Almost all the state governments, to a greater or lesser degree, have not implemented the directives of the court. A committee was appointed by the apex court under Justice K.T. Thomas to examine the affidavits filed by the State governments regarding the measures taken by them to implement the directions of the apex court. The committee checked up the ground realities in respect of four states, namely, Uttar Pradesh, Karnataka, West Bengal and Maharashtra. It found that the level of compliance in respect of the directives of the apex court in these states was dismal. The court pulled up the West Bengal government for keeping its Health Minister and not the Chief Minister as the head of the State Security Commission.
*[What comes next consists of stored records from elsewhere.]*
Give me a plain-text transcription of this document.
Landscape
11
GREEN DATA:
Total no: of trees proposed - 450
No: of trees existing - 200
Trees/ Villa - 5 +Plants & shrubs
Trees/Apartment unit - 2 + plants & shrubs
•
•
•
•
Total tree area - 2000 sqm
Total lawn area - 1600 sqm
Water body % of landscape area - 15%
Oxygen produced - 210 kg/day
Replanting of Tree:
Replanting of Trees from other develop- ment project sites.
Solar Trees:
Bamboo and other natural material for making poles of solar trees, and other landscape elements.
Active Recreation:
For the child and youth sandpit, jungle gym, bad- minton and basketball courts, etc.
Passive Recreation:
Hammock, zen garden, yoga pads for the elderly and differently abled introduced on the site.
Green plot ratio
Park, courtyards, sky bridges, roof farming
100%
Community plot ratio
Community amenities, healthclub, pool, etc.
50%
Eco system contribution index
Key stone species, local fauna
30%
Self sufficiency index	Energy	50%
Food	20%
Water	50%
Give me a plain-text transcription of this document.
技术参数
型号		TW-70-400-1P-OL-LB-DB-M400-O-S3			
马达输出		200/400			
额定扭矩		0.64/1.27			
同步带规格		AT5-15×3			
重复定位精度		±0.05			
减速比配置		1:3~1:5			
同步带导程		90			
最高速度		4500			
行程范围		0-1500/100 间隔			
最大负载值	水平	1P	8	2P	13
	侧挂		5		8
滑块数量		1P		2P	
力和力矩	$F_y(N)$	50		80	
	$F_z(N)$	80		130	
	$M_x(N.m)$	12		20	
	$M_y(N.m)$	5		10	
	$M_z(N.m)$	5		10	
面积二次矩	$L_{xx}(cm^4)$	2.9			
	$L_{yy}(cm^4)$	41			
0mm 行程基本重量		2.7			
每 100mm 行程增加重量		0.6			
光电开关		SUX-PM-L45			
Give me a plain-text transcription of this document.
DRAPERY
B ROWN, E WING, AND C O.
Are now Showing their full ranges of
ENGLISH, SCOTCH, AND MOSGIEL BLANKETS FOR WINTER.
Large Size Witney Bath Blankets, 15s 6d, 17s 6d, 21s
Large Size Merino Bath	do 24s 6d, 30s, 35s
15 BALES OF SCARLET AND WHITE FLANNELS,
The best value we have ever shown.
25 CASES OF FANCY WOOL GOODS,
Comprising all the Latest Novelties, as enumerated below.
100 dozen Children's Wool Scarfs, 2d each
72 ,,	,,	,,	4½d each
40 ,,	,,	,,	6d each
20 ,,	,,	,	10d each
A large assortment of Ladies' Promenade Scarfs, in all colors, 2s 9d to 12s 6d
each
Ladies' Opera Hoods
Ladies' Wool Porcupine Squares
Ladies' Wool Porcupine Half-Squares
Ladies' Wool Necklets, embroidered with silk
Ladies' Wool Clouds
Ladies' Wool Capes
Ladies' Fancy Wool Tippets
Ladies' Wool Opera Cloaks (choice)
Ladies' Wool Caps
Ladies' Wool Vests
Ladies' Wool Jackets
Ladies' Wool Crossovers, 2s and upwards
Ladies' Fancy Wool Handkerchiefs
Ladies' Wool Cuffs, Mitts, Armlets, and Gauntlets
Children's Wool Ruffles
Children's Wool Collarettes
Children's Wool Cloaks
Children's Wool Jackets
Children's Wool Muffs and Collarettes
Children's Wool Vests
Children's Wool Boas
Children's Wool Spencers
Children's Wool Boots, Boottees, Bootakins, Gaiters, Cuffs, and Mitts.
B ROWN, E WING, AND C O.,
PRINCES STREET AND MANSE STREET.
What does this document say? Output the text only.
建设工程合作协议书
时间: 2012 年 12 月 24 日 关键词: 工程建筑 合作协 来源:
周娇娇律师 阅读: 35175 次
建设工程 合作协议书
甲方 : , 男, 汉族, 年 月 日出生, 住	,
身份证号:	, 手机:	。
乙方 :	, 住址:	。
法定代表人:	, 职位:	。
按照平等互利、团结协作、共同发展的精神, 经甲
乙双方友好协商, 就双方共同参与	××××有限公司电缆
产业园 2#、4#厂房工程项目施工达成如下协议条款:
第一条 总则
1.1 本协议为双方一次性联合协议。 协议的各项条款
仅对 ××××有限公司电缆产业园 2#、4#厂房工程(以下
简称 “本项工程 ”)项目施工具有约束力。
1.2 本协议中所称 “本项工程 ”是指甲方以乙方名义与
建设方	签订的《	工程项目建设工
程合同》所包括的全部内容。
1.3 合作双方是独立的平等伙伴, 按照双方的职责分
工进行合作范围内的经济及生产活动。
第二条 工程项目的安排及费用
The Supreme Court now again cracked the whip and taken up seriously the issue of the implementation of its directives. It remains to be seen how far it succeeds to compel the recalcitrant states who are adopting various stratagems not to implement its directions to fall in line. Without police reforms and insulation of the police from political pressures, and snapping of the nexus between the police and the politicians, incidents like hooliganism in Presidency College, will continue to occur and the police, instead of intervening to de-escalate the situation, will stand as mute spectators and wait for orders. It is necessary now for the media, police and the civil society to raise the pitch for police reforms which is necessary for good governance and as, National Human Rights Commission put it, “in the interest of improving the human rights situation in the country”.